Colossus Chess is a series of chess-playing computer programs developed by Martin Bryant, commercially released for various home computers in the 1980s.

==History==

Colossus Chess 4.0 on Commodore 64

Colossus Chess 4.0 on Commodore 64 (3D chessboard)

Bryant started Colossus Chess in 1983, using his White Knight Mk 11 program, winner of the 1983 European Microcomputer Chess Championship, as a basis. It was developed on an Apple II, but was first commercially released for Commodore 64 as Colossus Chess 2.0 (CDS Micro Systems, 1984). A number of releases for 8-bit microcomputers followed. Version 3.0 was released in 1984 for the Atari 8-bit computers (published by English Software), followed by 4.0 in 1985 which was released on most formats of the day (published by CDS). As other games of the time, the Acorn Electron implementation required that part of the screen memory be used as working space.

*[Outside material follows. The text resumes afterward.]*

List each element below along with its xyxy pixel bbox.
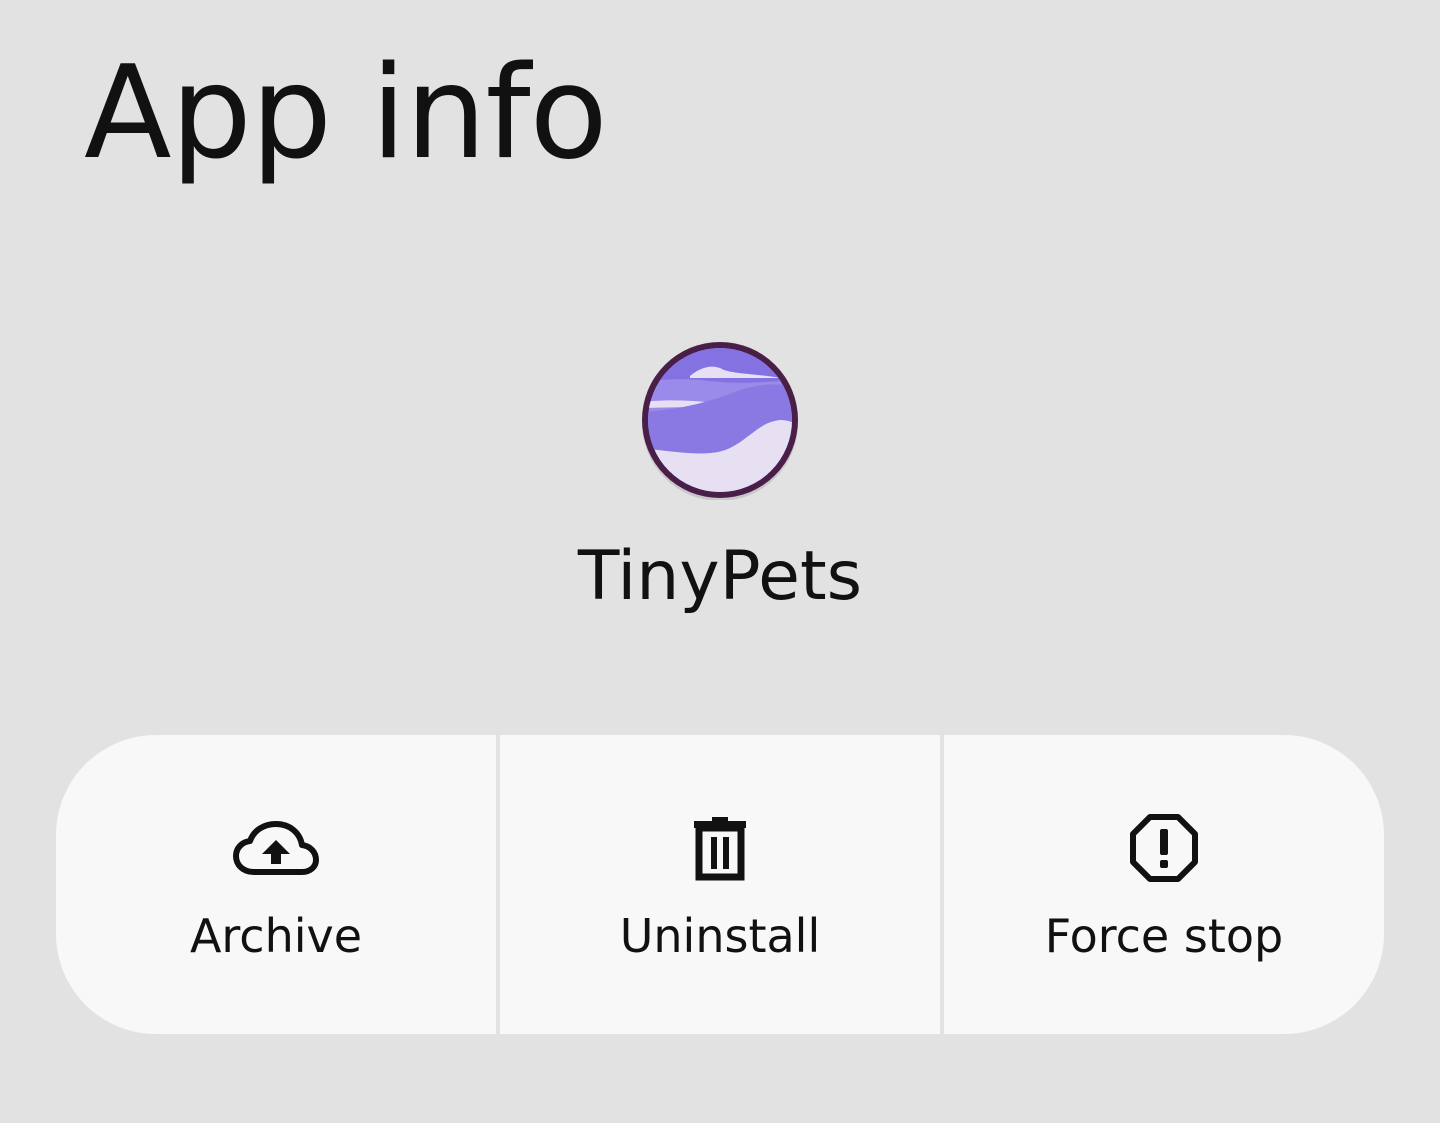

Colossus Chess featured time-controlled play with game clocks, an opening book with 3,000 positions, and problem-solving mode that could solve normal mates, selfmates and helpmates. Pondering on opponent's time and a three-dimensional chessboard were introduced in Colossus Chess 4.0. All releases were written in the assembly language of the appropriate CPU; the ZX Spectrum version could examine an average of 170 positions per second.

Uncommon for microcomputer chess programs of the era, Colossus had a full implementation of the rules of chess, including underpromotion, the fifty-move rule, draw by repetition, and draw by insufficient material. Colossus was also able to execute all the basic checkmates, including the difficult bishop and knight checkmate.

===Colossus Chess X===

Colossus Chess X for MS-DOS

The program was subsequently ported to Atari ST (1988), Amiga (1989) and IBM PC (1990) under the title Colossus Chess X. The new releases featured four chess sets and enhanced graphics developed with the assistance of Gary Thomlinson and Carl Cropley. The opening book was extended to 11,000 positions, and the program had the ability to learn from past playing experiences.

===UCI version===
No work was done on Colossus Chess from 1991 to 2005, when Martin Bryant created a completely new and freely available Windows version conforming to the Universal Chess Interface. It was written in C#, then converted to C for speed, and was finally publicly released in 2006. As of April 2025, the latest version is 2025a.

==Reception==
Info gave Colossus Chess IV for the Commodore 64 three stars out of five, stating that it was less attractive but "a darn sight more playable" than Chessmaster 2000 with both keyboard and joystick controls. The magazine warned of the difficulty of remembering the "shifted keyboard control sequences" and said it was "badly in need of a quick-reference card".